Gold News

New CBGA Affirms Gold's "Monetary Role" But Lacks Sales Limit

Central bank gold sales no longer capped by 2,000-tonne ceiling to 2019 "because disposals finished"... 
 
CENTRAL BANK gold sales by Western European holders look unlikely for the foreseeable future after a new agreement was announced on Monday.
 
Repeating the spirit of 3 previous central-bank gold agreements (CBGAs) however, today's announcement lacks their specific annual limit or 5-year ceiling.
 
Between them, the Eurozone's central banks are the largest official-sector holders of gold, still hoarding some 11,945 tonnes (around 6% of the world's above-ground stock) four decades after the Gold Standard ended with the United States refusing to redeem Dollars for gold bullion.
 
These sales agreements were first signed in September 1999 after the UK Treasury suddenly announced it would sell half the nation's gold, spiking the price down to new two-decade lows.
 
Known since as CBGA1, that deal was seen putting a floor under gold sentiment and prices, while allowing Europe's central banks to sell more gold than they had already – some 2,000 tonnes by September 2004.
 
The next CBGA raised its 5-year ceiling to 2,500 tonnes for European central bank gold sales.

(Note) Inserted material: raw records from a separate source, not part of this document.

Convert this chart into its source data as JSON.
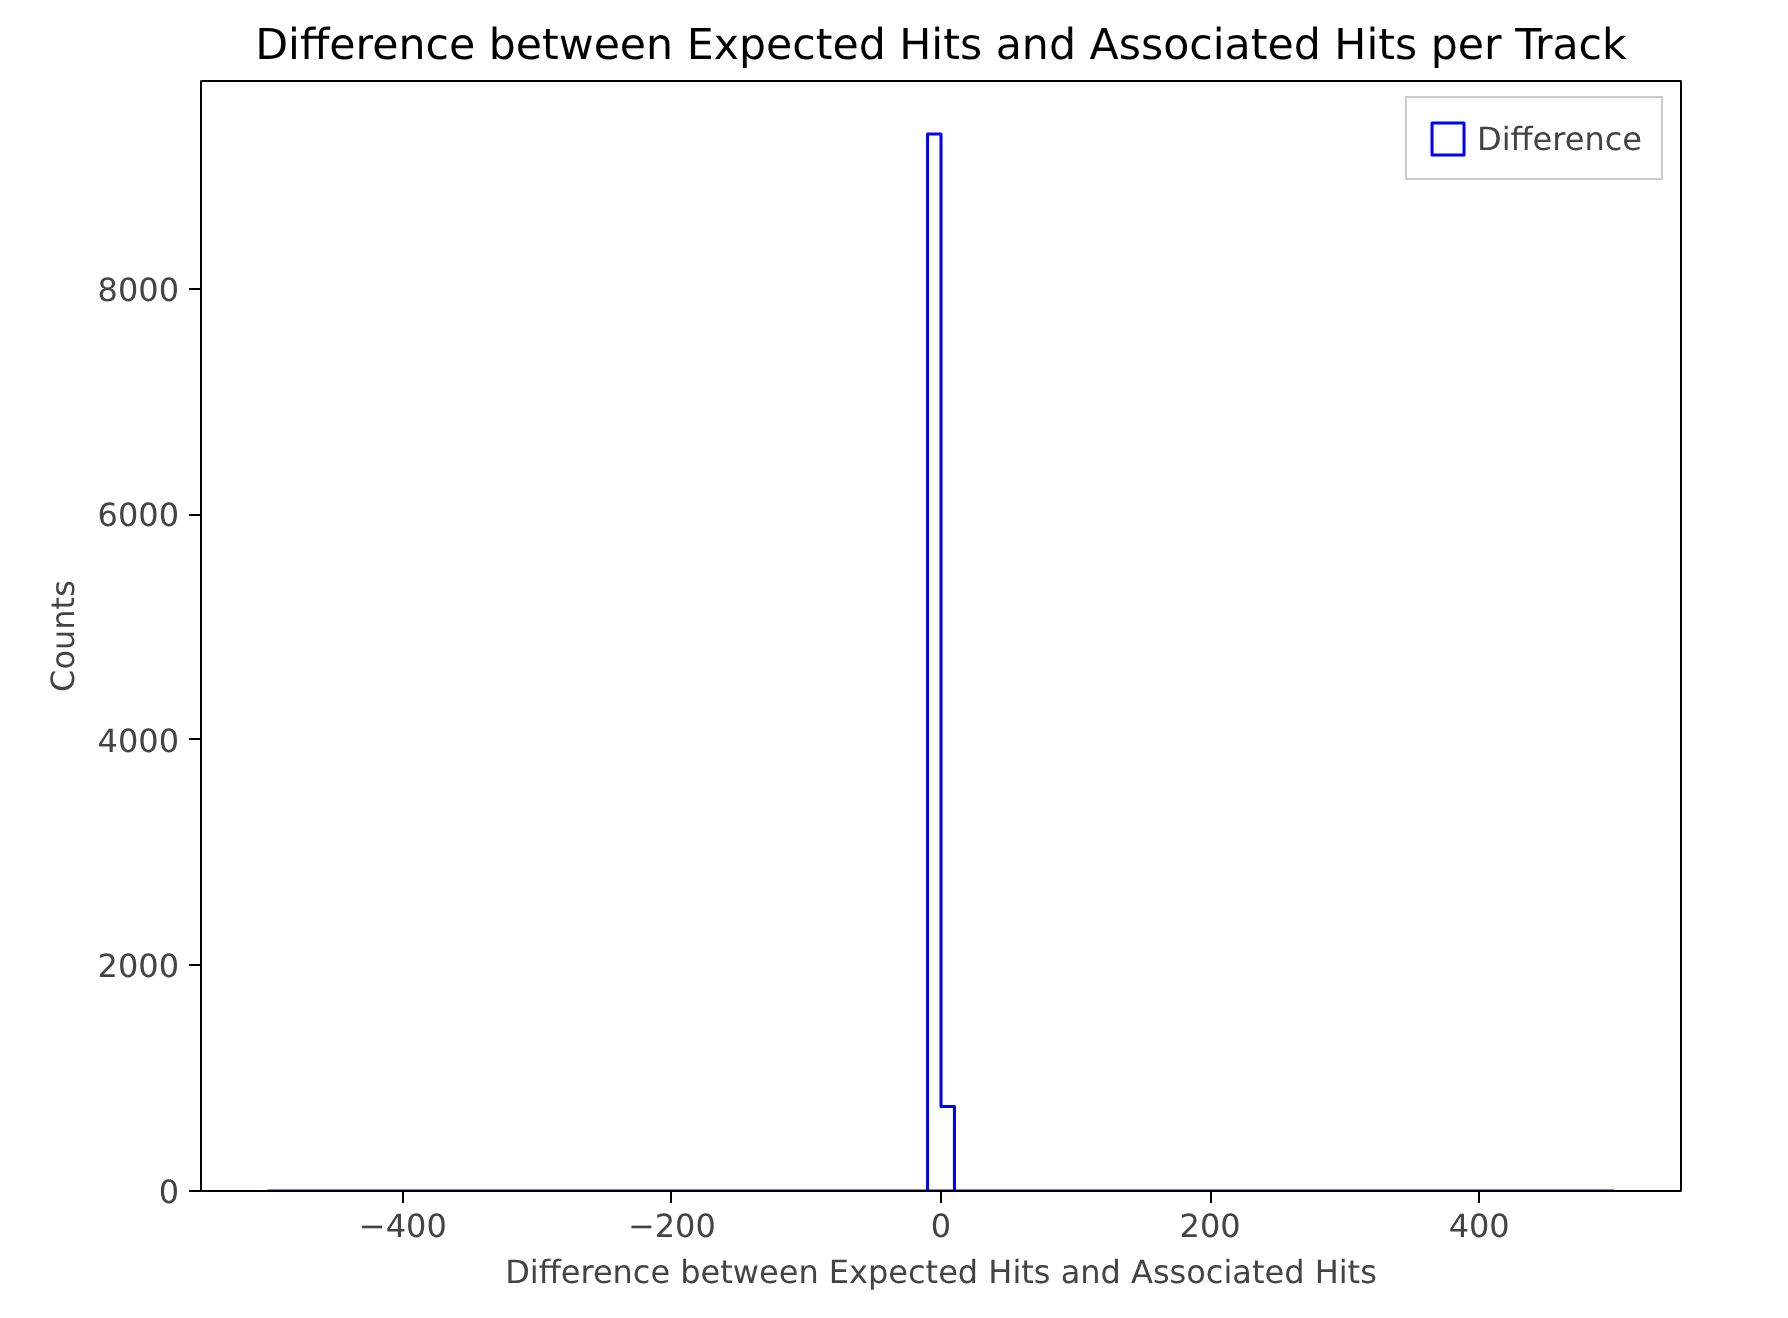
{
  "chart_data": {
    "type": "histogram",
    "title": "Difference between Expected Hits and Associated Hits per Track",
    "xlabel": "Difference between Expected Hits and Associated Hits",
    "ylabel": "Counts",
    "bins": [
      -500,
      -490,
      -480,
      -470,
      -460,
      -450,
      -440,
      -430,
      -420,
      -410,
      -400,
      -390,
      -380,
      -370,
      -360,
      -350,
      -340,
      -330,
      -320,
      -310,
      -300,
      -290,
      -280,
      -270,
      -260,
      -250,
      -240,
      -230,
      -220,
      -210,
      -200,
      -190,
      -180,
      -170,
      -160,
      -150,
      -140,
      -130,
      -120,
      -110,
      -100,
      -90,
      -80,
      -70,
      -60,
      -50,
      -40,
      -30,
      -20,
      -10,
      0,
      10,
      20,
      30,
      40,
      50,
      60,
      70,
      80,
      90,
      100,
      110,
      120,
      130,
      140,
      150,
      160,
      170,
      180,
      190,
      200,
      210,
      220,
      230,
      240,
      250,
      260,
      270,
      280,
      290,
      300,
      310,
      320,
      330,
      340,
      350,
      360,
      370,
      380,
      390,
      400,
      410,
      420,
      430,
      440,
      450,
      460,
      470,
      480,
      490,
      500
    ],
    "series": [
      {
        "name": "Difference",
        "color": "#0000ff",
        "values": [
          0,
          0,
          0,
          0,
          0,
          0,
          0,
          0,
          0,
          0,
          0,
          0,
          0,
          0,
          0,
          0,
          0,
          0,
          0,
          0,
          0,
          0,
          0,
          0,
          0,
          0,
          0,
          0,
          0,
          0,
          0,
          0,
          0,
          0,
          0,
          0,
          0,
          0,
          0,
          0,
          0,
          0,
          0,
          0,
          0,
          0,
          0,
          0,
          0,
          9370,
          750,
          0,
          0,
          0,
          0,
          0,
          0,
          0,
          0,
          0,
          0,
          0,
          0,
          0,
          0,
          0,
          0,
          0,
          0,
          0,
          0,
          0,
          0,
          0,
          0,
          0,
          0,
          0,
          0,
          0,
          0,
          0,
          0,
          0,
          0,
          0,
          0,
          0,
          0,
          0,
          0,
          0,
          0,
          0,
          0,
          0,
          0,
          0,
          0,
          0
        ]
      }
    ],
    "xlim": [
      -550,
      550
    ],
    "ylim": [
      0,
      9840
    ],
    "xticks": [
      -400,
      -200,
      0,
      200,
      400
    ],
    "yticks": [
      0,
      2000,
      4000,
      6000,
      8000
    ],
    "grid": false,
    "legend": "top right"
  }
}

But with sales falling as the financial crisis hit from 2007, the total was reduced again to 2,000 for the third CBGA signed in 2009 – and since then, sales under that current agreement have totalled fewer than 24 tonnes amongst the European signatories.
 
In today's 200-word press release, containing the entire text of the agreement, the 21 central banks – all of the current Euro System members, plus Sweden's Riksbank and the Swiss National Bank – said that "Gold remains an important element of global monetary reserves [and] currently, they do not have any plans to sell significant amounts."
 
Any gold bullion transations "will continue to [be] coordinate[ed] so as to avoid market disturbances," but the annual and 5-year limits given in each previous agreement since Sept. 1999 are now missing.
 
Removing "the quantitative ceiling for annual gold sales," says market-development the World Gold Council, "provides a clear signal that [European] gold sales are essentially complete."
 
"This is extremely positive news," adds the World Gold Council's public policy director Natalie Dempster in London, "especially against a backdrop of ongoing gold purchases by emerging market countries.
 
"Gold-producing countries can be reassured that their economic development will not be undermined by uncoordinated sales of gold."